PİŞİRME TEKNİĞİ DEĞİŞİYOR
Metin Çiner, şu an Bornova Işıkkent’te bulunan üretim tesislerinde tamamen yüzde 100 insan gücüne bağlı üretim yaptıklarını söylüyor. Çiner, bu sistemin çok sağlıklı olmadığını paylaşarak, şöyle devam etti:
“Biz bu işte hep ilkleri hayata geçirdik. Şu an insan gücüne ve geleneksel yöntemlere bağlı bir üretim süreci var. Bu restoran zinciri yaratmada sıkıntılı bir durum. Ayrıca maliyetli. Bu sorunu aşmak için pişirme yöntemini değiştiriyoruz ve bant sistemine geçiyoruz. Bu alandaki çalışmamızla ilgili patent başvurumuzu da yakında yapacağız. Bu yeni sistemle hem enerjide tasarruf sağlanacak, hem de insan gücüne bağımlılığı yüzde 70 azaltacağız. Tabii, lezzette bir değişiklik olmayacak. Hatta yaptığımız kör tadımlarda daha iyi bir sonuç çıktığını gördük.”
MÜŞTERİLERİNİN YÜZDE 70’i
KADIN VE ÇOCUKLAR
Markayı kuranlar eski finansçı olunca her şeyi detaylandırmayı seviyor. Öyle ki, Metin ve Ayşe Çiner çifti, hitap edecekleri müşteri kitlesi üzerine de kafa yormuşlar. Metin Çiner, “Sokakta satılan midye dolmanın yaşlısından gencine, fakirinden zengine oldukça geniş bir müşteri kitlesi var. Onun için biz de belirli bir kitleyi baz alarak hareket etmemeye karar verdik. Ama geldiğimiz noktada ilginç bir tabloyla karşılaştık. Bizim müşterilerimizin yüzde 70’i kadın ve çocuklardan oluşuyor. Bunun nedeni ise erkekler sokakta rahatlıkla bu ürünü tüketebiliyor. Ama kadınların ve çocukların tereddütleri var. Kurumsal ve temiz bir yer karşılarına çıkınca bu özlemlerini giderdikleri bir adres olduk” diyor.
YIL SONUNA KADAR 11 NOKTA
Midyeli bu hafta İzmir Alaçatı’da açılacak mağaza ile 6 noktada yoluna devam ediyor olacak.
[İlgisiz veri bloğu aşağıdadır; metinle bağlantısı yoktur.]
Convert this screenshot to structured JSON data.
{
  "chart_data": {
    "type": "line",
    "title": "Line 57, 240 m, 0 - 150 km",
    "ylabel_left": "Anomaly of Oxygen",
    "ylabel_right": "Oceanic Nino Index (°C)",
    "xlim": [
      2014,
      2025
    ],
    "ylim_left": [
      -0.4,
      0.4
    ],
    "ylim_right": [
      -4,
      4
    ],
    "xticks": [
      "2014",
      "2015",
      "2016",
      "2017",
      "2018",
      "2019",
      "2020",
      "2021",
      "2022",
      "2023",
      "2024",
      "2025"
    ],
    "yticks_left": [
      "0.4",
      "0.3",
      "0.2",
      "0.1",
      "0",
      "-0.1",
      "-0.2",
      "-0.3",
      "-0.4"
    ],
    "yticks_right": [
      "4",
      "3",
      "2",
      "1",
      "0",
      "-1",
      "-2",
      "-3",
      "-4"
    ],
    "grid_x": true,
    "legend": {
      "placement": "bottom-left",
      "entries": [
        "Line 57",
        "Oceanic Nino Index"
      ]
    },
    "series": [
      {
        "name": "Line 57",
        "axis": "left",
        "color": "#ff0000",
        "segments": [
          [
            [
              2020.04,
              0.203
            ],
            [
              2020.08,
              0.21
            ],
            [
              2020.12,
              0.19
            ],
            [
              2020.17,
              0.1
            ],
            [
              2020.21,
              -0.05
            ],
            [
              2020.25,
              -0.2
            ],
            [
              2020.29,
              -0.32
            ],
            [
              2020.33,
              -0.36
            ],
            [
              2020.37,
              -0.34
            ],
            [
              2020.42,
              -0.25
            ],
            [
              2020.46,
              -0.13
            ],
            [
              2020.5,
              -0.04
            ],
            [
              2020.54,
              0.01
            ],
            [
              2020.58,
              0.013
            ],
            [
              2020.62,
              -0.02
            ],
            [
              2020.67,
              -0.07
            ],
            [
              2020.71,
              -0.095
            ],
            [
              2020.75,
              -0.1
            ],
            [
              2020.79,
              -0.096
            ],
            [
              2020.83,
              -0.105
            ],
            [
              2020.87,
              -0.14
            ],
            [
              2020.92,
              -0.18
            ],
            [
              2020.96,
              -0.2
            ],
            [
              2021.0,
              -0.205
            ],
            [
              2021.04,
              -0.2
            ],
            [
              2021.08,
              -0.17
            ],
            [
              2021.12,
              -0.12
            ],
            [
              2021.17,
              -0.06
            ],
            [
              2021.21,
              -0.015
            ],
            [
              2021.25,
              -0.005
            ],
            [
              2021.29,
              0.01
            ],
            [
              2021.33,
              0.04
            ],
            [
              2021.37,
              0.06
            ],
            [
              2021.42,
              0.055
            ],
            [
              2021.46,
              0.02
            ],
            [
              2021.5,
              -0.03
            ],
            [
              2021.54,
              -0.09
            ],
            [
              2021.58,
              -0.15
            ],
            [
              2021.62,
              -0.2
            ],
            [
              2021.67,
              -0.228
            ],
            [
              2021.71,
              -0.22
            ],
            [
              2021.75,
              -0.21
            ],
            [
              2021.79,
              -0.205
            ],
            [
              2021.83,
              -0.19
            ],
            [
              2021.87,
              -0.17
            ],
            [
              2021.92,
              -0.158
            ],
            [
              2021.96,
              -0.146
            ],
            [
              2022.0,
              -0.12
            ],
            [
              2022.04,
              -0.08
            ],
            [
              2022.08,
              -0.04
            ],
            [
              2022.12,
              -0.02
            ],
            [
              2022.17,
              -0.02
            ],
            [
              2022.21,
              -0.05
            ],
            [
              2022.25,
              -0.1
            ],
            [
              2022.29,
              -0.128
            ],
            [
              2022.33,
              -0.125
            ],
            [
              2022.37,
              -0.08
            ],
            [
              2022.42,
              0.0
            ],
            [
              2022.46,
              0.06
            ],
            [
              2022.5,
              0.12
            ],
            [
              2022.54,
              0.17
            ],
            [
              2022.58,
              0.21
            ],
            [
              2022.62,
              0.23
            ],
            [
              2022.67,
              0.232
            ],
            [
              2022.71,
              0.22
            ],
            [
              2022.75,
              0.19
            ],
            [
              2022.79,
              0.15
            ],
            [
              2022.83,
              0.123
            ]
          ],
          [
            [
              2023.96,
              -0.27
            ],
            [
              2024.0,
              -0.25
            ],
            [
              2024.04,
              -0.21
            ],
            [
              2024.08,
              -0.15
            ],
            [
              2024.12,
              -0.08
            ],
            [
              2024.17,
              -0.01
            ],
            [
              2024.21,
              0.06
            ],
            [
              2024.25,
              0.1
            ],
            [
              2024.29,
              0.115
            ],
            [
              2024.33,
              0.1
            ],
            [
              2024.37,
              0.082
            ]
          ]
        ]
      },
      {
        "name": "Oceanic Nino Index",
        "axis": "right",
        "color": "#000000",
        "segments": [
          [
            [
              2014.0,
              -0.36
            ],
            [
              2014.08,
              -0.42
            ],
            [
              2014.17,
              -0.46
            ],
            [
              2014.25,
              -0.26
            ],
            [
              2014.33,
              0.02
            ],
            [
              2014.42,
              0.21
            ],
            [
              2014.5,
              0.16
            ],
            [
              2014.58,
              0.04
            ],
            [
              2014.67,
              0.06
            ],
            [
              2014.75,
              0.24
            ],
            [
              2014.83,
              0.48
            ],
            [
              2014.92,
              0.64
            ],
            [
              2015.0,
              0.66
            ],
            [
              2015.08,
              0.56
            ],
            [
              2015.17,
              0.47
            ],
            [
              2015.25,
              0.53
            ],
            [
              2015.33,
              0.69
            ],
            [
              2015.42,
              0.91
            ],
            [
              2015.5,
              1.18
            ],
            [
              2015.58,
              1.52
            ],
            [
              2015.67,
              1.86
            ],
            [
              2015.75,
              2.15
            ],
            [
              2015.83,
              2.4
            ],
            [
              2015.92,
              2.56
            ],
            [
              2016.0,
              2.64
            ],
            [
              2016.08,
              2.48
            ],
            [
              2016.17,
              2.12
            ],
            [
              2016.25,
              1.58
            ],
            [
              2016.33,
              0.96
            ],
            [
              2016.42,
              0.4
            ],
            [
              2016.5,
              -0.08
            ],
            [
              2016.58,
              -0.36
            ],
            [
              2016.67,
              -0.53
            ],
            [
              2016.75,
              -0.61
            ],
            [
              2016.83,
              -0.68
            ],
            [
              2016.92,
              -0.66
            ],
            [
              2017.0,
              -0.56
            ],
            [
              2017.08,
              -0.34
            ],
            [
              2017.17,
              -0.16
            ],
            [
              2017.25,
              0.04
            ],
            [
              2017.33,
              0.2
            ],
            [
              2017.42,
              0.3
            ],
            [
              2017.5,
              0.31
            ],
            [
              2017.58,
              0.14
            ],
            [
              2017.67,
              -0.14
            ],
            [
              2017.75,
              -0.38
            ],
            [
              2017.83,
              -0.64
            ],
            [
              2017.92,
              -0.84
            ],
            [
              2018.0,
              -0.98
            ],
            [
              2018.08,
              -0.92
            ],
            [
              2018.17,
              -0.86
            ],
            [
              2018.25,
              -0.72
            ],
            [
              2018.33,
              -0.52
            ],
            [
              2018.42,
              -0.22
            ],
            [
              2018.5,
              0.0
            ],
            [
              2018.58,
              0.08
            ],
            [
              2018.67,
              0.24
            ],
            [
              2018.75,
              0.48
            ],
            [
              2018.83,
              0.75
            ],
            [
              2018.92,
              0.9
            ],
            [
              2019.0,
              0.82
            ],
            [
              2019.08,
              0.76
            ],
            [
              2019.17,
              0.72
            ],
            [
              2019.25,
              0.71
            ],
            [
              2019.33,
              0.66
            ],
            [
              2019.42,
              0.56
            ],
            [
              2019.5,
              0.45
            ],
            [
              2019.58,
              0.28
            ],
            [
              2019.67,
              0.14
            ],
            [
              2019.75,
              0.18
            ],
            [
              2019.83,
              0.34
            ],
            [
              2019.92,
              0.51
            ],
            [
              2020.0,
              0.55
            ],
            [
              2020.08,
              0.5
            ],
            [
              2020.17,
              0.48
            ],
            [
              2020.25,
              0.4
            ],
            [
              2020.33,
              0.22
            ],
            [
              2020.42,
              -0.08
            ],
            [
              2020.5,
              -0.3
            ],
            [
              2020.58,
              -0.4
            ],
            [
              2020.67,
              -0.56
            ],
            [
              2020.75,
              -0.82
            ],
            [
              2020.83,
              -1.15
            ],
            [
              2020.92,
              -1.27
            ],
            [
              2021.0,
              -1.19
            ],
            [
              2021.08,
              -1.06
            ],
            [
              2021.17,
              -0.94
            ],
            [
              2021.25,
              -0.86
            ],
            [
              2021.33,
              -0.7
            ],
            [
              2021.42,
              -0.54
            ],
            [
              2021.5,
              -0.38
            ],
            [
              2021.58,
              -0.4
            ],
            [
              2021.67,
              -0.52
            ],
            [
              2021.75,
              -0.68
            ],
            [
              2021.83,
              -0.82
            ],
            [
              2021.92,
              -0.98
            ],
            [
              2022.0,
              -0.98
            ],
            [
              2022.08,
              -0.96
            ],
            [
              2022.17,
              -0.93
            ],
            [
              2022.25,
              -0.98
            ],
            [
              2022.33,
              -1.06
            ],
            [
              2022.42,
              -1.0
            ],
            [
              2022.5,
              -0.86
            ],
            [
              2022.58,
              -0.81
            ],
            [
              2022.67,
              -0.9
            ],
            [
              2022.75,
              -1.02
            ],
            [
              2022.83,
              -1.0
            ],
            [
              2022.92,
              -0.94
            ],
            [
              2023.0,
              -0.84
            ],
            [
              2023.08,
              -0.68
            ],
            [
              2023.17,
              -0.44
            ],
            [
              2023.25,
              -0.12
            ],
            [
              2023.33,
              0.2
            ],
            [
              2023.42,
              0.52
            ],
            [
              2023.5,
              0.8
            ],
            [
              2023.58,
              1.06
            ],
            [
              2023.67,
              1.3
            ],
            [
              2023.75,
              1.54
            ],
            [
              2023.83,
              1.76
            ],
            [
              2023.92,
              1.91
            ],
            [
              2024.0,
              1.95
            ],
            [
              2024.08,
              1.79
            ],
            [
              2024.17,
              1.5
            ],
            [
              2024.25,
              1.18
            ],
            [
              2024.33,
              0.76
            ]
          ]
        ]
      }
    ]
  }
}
Bunlardan 3’ü franchise... Metin Çiner, büyüme stratejilerini şöyle aktardı:
“Biz, tedarikte zor bir ürün yaptığımız için ağırlığımızı üretime vereceğiz. Bu nedenle büyüme kanalımız franchise sisteminde olacak. Burada da bayimizin para kazanması üzerine bir yapılanma oluşturduk. Sistemi yüksek kar marjına göre yaptık. Tabii, bayilik verirken de ince eleyip sık dokuyoruz. Bu yıl içinde Ankara ve İstanbul ağırlıklı 5 noktaya franchise vermeyi hedefliyoruz. 2018’e kadar ise 30 noktaya çıkma planlımız var. Türkiye’de belirli bir büyüklüğe ulaştıktan sonra da yurtdışı gündemimizde. Bunun için de daha 1.5 yılımız var. Şu an talep çok, ama biz yurtdışında yaşayan Türkleri hedef alarak büyümek istemiyoruz. Hedefimiz global bir marka olmak.”
KISA KISA
* Metin Çiner, bugün günlük 10 bin adet midye dolma, 4 bin civarında da tencere ve iç midye ürettiklerini söylüyor. Yeni tesis yatırımıyla bunu 150 bin midye dolmaya çıkaracaklarını paylaştı.
* En merak edilen konulardan biri olan midye teminiyle ilgili de bilgi veren Metin Çiner, “Midyeleri, Bakanlık onaylı toplama istasyonları ile midye üretimi yapan çiftliklerden alıyoruz” diyor.
* ‘Midyeli’nin yakında market raflarına da gireceğini söyleyen Metin Çiner, “Burada da bir talep var. Büyük bir market zinciriyle görüşüyoruz. Midye dolmalarımız market raflarından da olacak” bilgisini paylaştı.
* Metin Çiner, şu an üretimde çalışan 9 kişinin sektörden geldiğini söylüyor.
* Metin Çiner, midyeye gönül vermiş biri. Hatta midye profesörü unvanı bile almış durumda. Midye dolmaya kurumsal kimlik kazandıran Metin Çiner, “Ürünün raf ömrü bilinmiyordu. Bunu Ege Üniversitesi’ne biz hesaplattırdık” diyor.